The company has about $700 million to spend after it completed a management buyout of the UK based lender’s private equity business in July.
Wednesday 07, August 2019
Affirma Capital, the private equity spinoff of Standard Chartered plans to complete at least one acquisition in the Middle East and Africa over the next year, reported Bloomberg.
Taimoor Labib, Affirma’s founding partner, Head of the Middle East & North Africa and Chairman of Africa, said that the Singapore-based emerging markets group is targeting deals between $25 million and $100 million in the region where consumer spending is on the rise.

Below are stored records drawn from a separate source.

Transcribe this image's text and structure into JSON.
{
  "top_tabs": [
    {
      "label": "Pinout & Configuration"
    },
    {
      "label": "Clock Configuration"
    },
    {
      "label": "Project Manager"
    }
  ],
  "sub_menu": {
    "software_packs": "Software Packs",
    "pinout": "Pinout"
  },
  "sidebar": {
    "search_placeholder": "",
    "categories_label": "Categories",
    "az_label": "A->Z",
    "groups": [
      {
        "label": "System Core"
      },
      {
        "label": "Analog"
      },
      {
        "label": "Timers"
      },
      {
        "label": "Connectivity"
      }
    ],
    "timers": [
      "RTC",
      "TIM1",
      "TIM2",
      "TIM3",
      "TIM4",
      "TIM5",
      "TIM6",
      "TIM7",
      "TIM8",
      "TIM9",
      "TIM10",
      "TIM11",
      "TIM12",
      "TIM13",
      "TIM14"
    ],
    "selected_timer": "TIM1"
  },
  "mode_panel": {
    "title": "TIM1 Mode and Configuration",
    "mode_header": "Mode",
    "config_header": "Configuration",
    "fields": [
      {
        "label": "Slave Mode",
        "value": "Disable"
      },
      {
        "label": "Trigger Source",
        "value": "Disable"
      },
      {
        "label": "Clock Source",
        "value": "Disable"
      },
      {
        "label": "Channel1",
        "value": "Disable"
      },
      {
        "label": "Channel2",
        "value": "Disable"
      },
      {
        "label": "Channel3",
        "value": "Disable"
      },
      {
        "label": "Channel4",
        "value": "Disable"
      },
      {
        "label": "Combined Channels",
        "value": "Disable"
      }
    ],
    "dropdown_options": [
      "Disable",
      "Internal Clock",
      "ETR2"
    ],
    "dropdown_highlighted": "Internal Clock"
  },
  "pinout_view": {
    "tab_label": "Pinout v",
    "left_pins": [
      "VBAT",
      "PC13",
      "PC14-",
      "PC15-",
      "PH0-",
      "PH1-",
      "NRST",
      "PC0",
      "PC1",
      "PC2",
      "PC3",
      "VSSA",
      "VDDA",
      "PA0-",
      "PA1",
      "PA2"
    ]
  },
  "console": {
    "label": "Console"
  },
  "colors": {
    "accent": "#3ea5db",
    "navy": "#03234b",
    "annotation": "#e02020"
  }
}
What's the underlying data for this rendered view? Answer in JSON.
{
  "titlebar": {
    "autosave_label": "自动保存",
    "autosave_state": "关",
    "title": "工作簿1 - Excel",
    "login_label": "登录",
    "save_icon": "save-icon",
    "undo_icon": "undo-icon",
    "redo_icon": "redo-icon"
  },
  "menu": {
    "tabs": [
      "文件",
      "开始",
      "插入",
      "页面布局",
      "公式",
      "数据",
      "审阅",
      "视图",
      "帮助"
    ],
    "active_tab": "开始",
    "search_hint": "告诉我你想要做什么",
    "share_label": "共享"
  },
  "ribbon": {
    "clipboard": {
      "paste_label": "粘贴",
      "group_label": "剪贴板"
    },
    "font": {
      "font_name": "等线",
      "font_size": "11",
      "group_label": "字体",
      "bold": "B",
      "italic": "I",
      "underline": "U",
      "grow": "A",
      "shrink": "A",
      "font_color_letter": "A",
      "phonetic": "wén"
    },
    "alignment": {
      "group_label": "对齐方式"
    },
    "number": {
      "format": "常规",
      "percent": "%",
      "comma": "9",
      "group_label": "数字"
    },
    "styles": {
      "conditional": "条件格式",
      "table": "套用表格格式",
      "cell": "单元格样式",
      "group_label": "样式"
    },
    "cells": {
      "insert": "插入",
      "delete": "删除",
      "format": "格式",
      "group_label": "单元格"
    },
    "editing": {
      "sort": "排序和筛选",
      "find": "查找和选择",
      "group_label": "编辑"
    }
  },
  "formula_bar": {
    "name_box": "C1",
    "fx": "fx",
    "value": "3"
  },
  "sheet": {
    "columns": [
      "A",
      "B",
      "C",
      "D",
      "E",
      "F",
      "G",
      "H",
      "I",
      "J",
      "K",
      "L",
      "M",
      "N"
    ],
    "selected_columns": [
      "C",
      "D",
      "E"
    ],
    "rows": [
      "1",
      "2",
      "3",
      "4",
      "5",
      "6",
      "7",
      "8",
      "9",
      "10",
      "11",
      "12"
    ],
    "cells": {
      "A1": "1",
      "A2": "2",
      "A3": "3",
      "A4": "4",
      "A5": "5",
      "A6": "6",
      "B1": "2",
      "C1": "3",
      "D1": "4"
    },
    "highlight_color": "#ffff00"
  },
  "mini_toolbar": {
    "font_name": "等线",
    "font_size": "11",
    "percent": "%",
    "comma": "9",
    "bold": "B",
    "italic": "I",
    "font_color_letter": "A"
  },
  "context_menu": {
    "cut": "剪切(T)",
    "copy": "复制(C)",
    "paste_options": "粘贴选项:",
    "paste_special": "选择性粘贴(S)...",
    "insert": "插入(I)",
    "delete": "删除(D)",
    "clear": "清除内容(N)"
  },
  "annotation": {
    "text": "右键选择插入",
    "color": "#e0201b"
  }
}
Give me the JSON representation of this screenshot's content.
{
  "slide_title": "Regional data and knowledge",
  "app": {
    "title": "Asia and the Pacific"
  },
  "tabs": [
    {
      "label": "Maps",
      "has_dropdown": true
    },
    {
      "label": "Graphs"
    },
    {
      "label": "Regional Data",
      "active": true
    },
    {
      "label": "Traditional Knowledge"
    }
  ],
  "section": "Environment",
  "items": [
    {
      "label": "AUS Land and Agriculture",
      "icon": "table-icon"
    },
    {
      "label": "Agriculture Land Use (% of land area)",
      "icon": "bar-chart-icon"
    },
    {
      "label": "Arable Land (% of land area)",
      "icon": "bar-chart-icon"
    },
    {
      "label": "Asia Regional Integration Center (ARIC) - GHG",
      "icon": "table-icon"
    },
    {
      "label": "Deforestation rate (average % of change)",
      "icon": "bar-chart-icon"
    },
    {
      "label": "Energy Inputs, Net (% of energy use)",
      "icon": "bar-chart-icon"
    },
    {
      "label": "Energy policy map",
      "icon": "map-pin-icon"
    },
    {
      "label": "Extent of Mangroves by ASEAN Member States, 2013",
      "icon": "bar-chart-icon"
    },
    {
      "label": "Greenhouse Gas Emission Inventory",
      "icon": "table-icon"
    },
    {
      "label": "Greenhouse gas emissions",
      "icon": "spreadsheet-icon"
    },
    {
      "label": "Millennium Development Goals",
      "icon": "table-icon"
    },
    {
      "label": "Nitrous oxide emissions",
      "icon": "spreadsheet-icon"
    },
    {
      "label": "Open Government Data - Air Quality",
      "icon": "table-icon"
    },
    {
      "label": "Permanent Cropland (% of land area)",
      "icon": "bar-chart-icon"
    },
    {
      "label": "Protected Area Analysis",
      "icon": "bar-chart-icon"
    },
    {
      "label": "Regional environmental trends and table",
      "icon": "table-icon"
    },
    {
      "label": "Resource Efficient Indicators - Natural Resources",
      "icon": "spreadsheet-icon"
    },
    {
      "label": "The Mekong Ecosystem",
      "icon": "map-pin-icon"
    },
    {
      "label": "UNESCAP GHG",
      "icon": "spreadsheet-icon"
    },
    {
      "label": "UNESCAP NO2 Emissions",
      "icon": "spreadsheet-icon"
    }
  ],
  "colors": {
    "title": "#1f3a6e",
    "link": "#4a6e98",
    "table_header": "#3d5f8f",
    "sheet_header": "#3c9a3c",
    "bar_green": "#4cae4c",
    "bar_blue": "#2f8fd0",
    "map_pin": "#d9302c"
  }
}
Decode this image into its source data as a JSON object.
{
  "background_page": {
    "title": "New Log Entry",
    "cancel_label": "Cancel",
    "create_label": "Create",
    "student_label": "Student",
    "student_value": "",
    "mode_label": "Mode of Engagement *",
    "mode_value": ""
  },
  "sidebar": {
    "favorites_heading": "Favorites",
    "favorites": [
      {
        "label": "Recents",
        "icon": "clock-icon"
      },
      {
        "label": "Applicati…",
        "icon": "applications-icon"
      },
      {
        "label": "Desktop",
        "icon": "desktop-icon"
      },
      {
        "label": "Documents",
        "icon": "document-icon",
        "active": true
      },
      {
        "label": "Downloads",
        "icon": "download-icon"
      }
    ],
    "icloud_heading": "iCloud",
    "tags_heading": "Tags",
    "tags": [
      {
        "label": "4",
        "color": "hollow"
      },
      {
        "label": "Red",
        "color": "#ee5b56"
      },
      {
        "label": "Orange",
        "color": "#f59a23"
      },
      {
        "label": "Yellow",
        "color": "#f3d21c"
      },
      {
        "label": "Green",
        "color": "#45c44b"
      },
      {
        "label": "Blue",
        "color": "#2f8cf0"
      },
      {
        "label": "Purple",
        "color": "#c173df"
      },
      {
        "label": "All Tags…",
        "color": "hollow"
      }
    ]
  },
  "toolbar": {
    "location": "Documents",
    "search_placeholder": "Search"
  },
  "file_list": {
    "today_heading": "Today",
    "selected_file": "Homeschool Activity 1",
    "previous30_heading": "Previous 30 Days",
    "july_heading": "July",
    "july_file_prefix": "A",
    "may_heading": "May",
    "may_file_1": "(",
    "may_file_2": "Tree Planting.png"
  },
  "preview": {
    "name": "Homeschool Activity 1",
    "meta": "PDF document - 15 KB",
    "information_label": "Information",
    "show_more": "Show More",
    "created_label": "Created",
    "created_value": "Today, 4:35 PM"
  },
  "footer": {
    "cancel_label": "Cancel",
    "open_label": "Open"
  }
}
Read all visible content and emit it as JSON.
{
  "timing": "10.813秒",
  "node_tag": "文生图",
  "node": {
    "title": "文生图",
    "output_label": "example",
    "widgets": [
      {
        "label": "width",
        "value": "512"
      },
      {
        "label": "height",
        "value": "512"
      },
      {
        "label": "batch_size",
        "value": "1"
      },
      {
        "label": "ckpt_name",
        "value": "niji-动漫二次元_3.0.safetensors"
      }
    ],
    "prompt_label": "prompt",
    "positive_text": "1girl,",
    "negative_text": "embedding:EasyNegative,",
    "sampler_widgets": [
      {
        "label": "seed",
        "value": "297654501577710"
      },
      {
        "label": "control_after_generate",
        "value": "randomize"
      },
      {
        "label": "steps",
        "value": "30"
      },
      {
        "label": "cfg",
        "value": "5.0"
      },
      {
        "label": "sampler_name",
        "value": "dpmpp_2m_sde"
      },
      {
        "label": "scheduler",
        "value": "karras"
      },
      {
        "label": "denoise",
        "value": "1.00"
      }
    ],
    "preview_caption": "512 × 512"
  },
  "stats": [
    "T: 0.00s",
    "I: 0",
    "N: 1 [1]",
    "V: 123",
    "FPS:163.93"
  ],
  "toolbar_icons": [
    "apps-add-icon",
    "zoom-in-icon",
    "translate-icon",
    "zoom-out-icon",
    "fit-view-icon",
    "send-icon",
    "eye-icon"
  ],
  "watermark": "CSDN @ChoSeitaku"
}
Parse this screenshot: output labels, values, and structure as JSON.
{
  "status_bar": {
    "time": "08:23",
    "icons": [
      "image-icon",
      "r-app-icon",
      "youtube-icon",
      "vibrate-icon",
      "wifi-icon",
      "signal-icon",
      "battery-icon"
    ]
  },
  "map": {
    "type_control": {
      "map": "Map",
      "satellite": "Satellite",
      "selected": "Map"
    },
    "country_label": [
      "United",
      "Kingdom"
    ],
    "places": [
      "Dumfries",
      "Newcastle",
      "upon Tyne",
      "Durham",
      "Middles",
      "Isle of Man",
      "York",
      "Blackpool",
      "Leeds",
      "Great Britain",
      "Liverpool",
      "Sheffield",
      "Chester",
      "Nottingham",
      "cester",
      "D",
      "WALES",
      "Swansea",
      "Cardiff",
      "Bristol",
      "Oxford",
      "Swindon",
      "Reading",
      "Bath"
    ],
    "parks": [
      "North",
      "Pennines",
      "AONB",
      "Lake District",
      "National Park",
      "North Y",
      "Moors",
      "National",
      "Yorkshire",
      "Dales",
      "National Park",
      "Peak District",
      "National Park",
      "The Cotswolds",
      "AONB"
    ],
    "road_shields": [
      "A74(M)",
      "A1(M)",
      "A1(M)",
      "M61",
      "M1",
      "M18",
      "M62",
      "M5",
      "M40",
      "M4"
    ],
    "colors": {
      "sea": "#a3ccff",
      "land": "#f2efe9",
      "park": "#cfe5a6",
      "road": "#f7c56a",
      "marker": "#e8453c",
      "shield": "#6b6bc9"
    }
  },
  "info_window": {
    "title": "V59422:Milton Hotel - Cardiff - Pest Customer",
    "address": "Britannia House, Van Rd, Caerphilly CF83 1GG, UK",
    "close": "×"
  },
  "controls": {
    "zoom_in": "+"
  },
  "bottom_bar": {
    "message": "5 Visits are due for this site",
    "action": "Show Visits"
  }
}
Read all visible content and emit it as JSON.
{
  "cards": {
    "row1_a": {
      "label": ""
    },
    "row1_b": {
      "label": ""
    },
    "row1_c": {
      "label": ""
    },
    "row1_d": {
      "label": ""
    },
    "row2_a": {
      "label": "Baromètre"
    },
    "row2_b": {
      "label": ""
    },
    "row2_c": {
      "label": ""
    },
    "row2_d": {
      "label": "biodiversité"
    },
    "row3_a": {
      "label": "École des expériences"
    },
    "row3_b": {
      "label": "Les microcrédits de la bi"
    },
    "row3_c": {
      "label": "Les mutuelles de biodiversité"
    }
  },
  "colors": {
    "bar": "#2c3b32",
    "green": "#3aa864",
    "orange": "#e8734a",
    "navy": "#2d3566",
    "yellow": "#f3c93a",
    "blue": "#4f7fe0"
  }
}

Affirma, which already manages $3.6 billion in assets, is particularly interested in Egypt, Nigeria and Jordan, Labib said.
The firm is also planning to exit one of its investments in the Middle East and Africa over the next 12 months.
“We’re positive on Saudi from a big-picture perspective, the strategic plans make sense and investors are waiting to see GDP growth and macro trends in 2019. If you see the improvement continuing, which we have seen in the first half, private equity will return in scale in 2020 or 2021,” added Labib.
Labib said that Nigeria is another country that went through a painful devaluation and is a year or two behind Egypt in its growth story, however, they need a decent 2019 to continue to recover.
Additionally, Labib said that to say Abraaj has not hurt the Middle East or all emerging markets would be disingenuous, adding that private equity firms require to prove themselves more to limited partners and it’s going to be longer fundraising cycles, know-your-customer requirements for US and European institutions are also expected to increase."